Yatish
Few rivalries in international sport carry the weight, warmth, and rising edge of tension quite like that between India and Australia—a contest as rooted in history as it is in present-day spectacle. In Indian Summers, acclaimed cricket writer Gideon Haigh curates a compelling and personal collection of writings that track the evolution of this rich and complex relationship, tracing it from rare early encounters to the fever-pitch battles of the modern era.
Haigh, one of the game’s most thoughtful chroniclers, presents this book not as a comprehensive history, but as a collage of experience—part memoir, part reportage, part cultural essay. Drawing from decades of writing for esteemed platforms like Wisden, The Guardian, The Australian, Cricinfo, and his own Substack, Cricket Et Al, the book is steeped in both nostalgia and sharp observation.
The volume begins with cricket’s early uncertain exchanges—spare tours, mutual curiosity, and missed opportunities. Australian fans in the 1970s may have caught only occasional glimpses of Indian cricket, and often only when India toured Down Under. But as Haigh shows, everything changed in the 21st century. The Border-Gavaskar Trophy became a stage for some of the most iconic Tests in living memory—from Kolkata 2001 to Brisbane 2021—while India’s rise as a global cricketing superpower redefined the competitive dynamic.
At the heart of Indian Summers is not just the rivalry, but the people and places that shaped it—Bradman and Hazare, Tendulkar and Ponting, Smith and Kohli, Eden Gardens and the MCG, and the quieter characters and corners that have added richness to this enduring connection.
Haigh also touches on the shifting cultural interplay between the two nations: how India has, in many ways, replaced Pakistan as Australia’s defining cricketing foil; how IPL franchises have transformed Australian players into Indian celebrities; and how the intensity of competition now coexists with deep mutual admiration.

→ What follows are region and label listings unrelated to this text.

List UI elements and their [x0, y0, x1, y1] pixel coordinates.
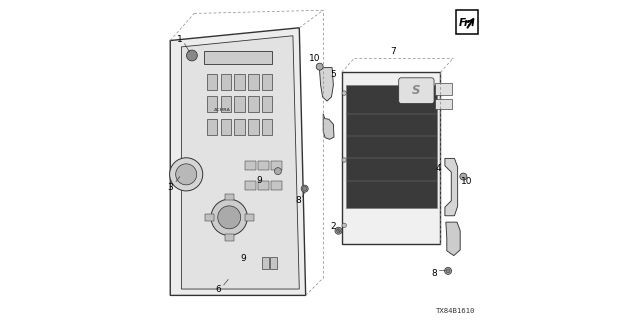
Circle shape — [301, 185, 308, 192]
Text: ACURA: ACURA — [214, 108, 231, 112]
Circle shape — [303, 187, 307, 191]
Bar — [248, 96, 259, 112]
Text: 5: 5 — [330, 70, 335, 79]
Bar — [271, 181, 282, 190]
Bar — [225, 234, 234, 241]
Bar — [262, 257, 269, 269]
Bar — [221, 74, 231, 90]
Bar — [346, 85, 437, 208]
FancyBboxPatch shape — [399, 78, 434, 104]
Polygon shape — [446, 222, 460, 256]
Bar — [342, 72, 440, 244]
Circle shape — [445, 268, 452, 274]
Circle shape — [218, 206, 241, 229]
Bar — [245, 161, 256, 170]
Circle shape — [175, 164, 196, 185]
Bar — [435, 83, 452, 95]
Text: 10: 10 — [309, 54, 321, 63]
Text: 6: 6 — [216, 285, 221, 294]
Polygon shape — [181, 36, 300, 289]
Circle shape — [275, 168, 282, 175]
Circle shape — [211, 199, 247, 236]
Text: S: S — [412, 84, 420, 97]
Polygon shape — [445, 158, 458, 216]
Bar — [221, 119, 231, 134]
Bar — [262, 96, 272, 112]
Bar — [234, 74, 245, 90]
Bar — [205, 214, 214, 220]
Circle shape — [342, 91, 346, 95]
Circle shape — [186, 50, 197, 61]
Bar — [245, 181, 256, 190]
Bar — [225, 194, 234, 200]
Circle shape — [335, 227, 342, 234]
Text: 1: 1 — [177, 35, 182, 44]
Text: 8: 8 — [296, 196, 301, 205]
Bar — [262, 74, 272, 90]
Bar — [207, 74, 218, 90]
Text: TX84B1610: TX84B1610 — [436, 308, 476, 314]
Circle shape — [316, 63, 323, 70]
Circle shape — [342, 223, 346, 228]
Bar — [271, 161, 282, 170]
Bar — [258, 181, 269, 190]
Bar — [207, 96, 218, 112]
Bar — [456, 10, 478, 34]
Text: Fr.: Fr. — [459, 18, 472, 28]
Bar — [207, 119, 218, 134]
Bar — [221, 96, 231, 112]
Circle shape — [460, 173, 467, 180]
Bar — [262, 119, 272, 134]
Text: 9: 9 — [256, 176, 262, 185]
Circle shape — [342, 158, 346, 162]
Text: 3: 3 — [168, 183, 173, 192]
Text: 4: 4 — [436, 164, 442, 173]
Circle shape — [337, 229, 340, 233]
Polygon shape — [323, 114, 334, 139]
Polygon shape — [319, 68, 333, 101]
Bar — [248, 74, 259, 90]
Bar — [204, 51, 272, 64]
Bar — [258, 161, 269, 170]
Text: 2: 2 — [331, 222, 336, 231]
Text: 8: 8 — [431, 268, 437, 278]
Bar — [245, 214, 253, 220]
Bar — [435, 99, 452, 109]
Text: 7: 7 — [390, 46, 396, 56]
Text: 10: 10 — [461, 177, 473, 186]
Bar — [234, 119, 245, 134]
Bar — [269, 257, 276, 269]
Bar — [248, 119, 259, 134]
Polygon shape — [170, 28, 306, 295]
Bar — [234, 96, 245, 112]
Text: 9: 9 — [240, 254, 246, 263]
Circle shape — [170, 158, 203, 191]
Circle shape — [446, 269, 450, 273]
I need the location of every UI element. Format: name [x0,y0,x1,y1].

Published ahead of the first full five-Test India–Australia series in over three decades, Indian Summers is both timely and timeless. It reminds readers that behind every scoreboard and stat line lies a deeper narrative—of colonial legacies, modern ambitions, and the unspoken ties that bind two very different nations through a shared love for the same game.
A Must for Cricket Lovers
Whether you’re a lifelong fan or a recent convert, Indian Summers offers a vivid, intelligent look into one of cricket’s most fascinating rivalries. With his usual wit and insight, Haigh shows that while cricket may be played on the field, its true drama unfolds far beyond the boundary.